Parmi les affres de la puberté, c’est d’abord au piège de l’acné qu’il faut s’efforcer d’échapper.
On sait déjà que l’alimentation n’est pas en cause !
La puberté engendre une augmentation de la production d’hormones, principalement celle de la testostérone. Cette dernière stimule les glandes sébacées, la peau devient grasse et les pores se dilatent. Un bouchon de sébum appelé microkyste se forme.
Les microbes se développent et des boutons rouges apparaissent, formant rapidement du pus et se transformant en boutons blancs.
Cette acné peut se limiter à quelques boutons, selon la sensibilité de chacun, ou recouvrir tout le visage.

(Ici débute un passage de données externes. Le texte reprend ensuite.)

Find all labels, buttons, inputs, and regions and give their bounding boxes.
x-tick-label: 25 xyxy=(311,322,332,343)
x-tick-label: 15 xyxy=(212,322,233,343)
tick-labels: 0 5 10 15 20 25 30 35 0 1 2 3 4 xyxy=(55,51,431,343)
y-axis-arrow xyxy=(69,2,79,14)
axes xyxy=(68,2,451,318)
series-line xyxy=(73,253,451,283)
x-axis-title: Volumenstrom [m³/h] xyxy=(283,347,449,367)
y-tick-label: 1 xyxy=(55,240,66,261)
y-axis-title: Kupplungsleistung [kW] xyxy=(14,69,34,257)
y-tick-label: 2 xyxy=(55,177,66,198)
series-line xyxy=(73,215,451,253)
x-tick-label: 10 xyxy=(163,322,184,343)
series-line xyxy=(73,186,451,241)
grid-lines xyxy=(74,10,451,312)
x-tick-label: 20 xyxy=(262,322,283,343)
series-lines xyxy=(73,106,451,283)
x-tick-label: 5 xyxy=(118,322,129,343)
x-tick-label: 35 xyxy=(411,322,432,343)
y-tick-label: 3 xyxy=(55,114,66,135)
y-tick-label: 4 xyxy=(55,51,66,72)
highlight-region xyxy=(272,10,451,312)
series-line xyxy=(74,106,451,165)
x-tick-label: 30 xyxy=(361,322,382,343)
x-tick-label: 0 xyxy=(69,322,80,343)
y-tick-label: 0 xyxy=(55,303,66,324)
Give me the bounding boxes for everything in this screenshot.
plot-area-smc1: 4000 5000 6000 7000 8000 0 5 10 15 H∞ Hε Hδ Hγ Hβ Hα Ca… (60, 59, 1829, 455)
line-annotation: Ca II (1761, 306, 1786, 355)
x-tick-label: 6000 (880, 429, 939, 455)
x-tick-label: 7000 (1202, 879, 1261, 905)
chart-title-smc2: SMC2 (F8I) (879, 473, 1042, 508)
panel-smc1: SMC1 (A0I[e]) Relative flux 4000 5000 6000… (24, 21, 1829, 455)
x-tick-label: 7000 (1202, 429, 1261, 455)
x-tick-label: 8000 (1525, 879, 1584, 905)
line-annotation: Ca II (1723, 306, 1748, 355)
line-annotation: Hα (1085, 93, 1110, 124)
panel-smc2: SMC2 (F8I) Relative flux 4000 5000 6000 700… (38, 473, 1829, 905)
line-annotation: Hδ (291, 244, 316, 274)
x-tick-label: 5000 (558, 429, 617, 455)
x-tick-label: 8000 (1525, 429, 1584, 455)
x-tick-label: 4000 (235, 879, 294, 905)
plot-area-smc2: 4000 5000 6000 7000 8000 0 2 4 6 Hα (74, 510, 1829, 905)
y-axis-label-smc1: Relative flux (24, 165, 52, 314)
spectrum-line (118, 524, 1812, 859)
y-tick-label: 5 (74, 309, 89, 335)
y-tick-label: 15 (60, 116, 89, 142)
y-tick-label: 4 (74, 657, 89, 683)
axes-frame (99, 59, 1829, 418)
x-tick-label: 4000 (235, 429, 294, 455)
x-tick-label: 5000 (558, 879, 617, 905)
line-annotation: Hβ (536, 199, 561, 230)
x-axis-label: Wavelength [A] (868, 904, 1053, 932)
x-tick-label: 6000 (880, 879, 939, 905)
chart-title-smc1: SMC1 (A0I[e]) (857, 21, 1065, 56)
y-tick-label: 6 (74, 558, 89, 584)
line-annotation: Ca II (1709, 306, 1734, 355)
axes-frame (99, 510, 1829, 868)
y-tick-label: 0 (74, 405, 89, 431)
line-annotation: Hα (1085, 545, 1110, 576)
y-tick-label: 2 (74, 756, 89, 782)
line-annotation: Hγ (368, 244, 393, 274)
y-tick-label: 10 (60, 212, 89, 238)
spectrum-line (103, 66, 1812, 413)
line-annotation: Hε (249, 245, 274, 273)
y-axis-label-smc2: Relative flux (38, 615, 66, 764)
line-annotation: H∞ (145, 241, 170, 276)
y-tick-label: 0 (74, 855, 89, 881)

Chez certaines personnes, elle couvre également le haut du dos.
La pilule peut favoriser son apparition ou au contraire l’améliorer. Le médecin choisira celle qui est la plus adaptée à l’adolescente, que la contraception en tant que telle soit nécessaire ou non.
Fort heureusement, les jeunes adolescents peuvent être soignés très tôt. Aujourd’hui, les mères prennent leurs anges blonds par la main pour les conduire chez un médecin dermatologue, dans le but de limiter cette période invalidante, si mal tolérée en pleine adolescence.
Il est primordial que tous les jeunes gens et jeunes filles cessent de tenter d’éliminer ces vilains boutons avec la seule aide de leurs mains.
Les peaux grasses et acnéiques doivent être nettoyées avec des savons très doux. Pour ces types de peaux, il ne faut utiliser que des produits de maquillage camouflage, dits non comédogènes.
Une fois par semaine, il est utile de faire un gommage dans le but de prévenir l’obstruction des pores.
Il faut également savoir doser son exposition solaire et renoncer à ce hâle séduisant, précurseur de lendemains qui déchantent. A l’automne, la poussée d’acné réactionnelle risque en effet d’être sévère.
Les pharmaciens, les dermatologues ou les esthéticiennes peuvent donner des conseils fort utiles.
Après la guérison de l’acné, si la peau reste ponctuée de petits cratères, un bon peeling dermatologique pourra faire oublier le passage d’un âge à l’autre.
L’essentiel est d’intervenir dès le début et de bien entourer ces adolescents, capables de se polariser sur une peau jugée inacceptable.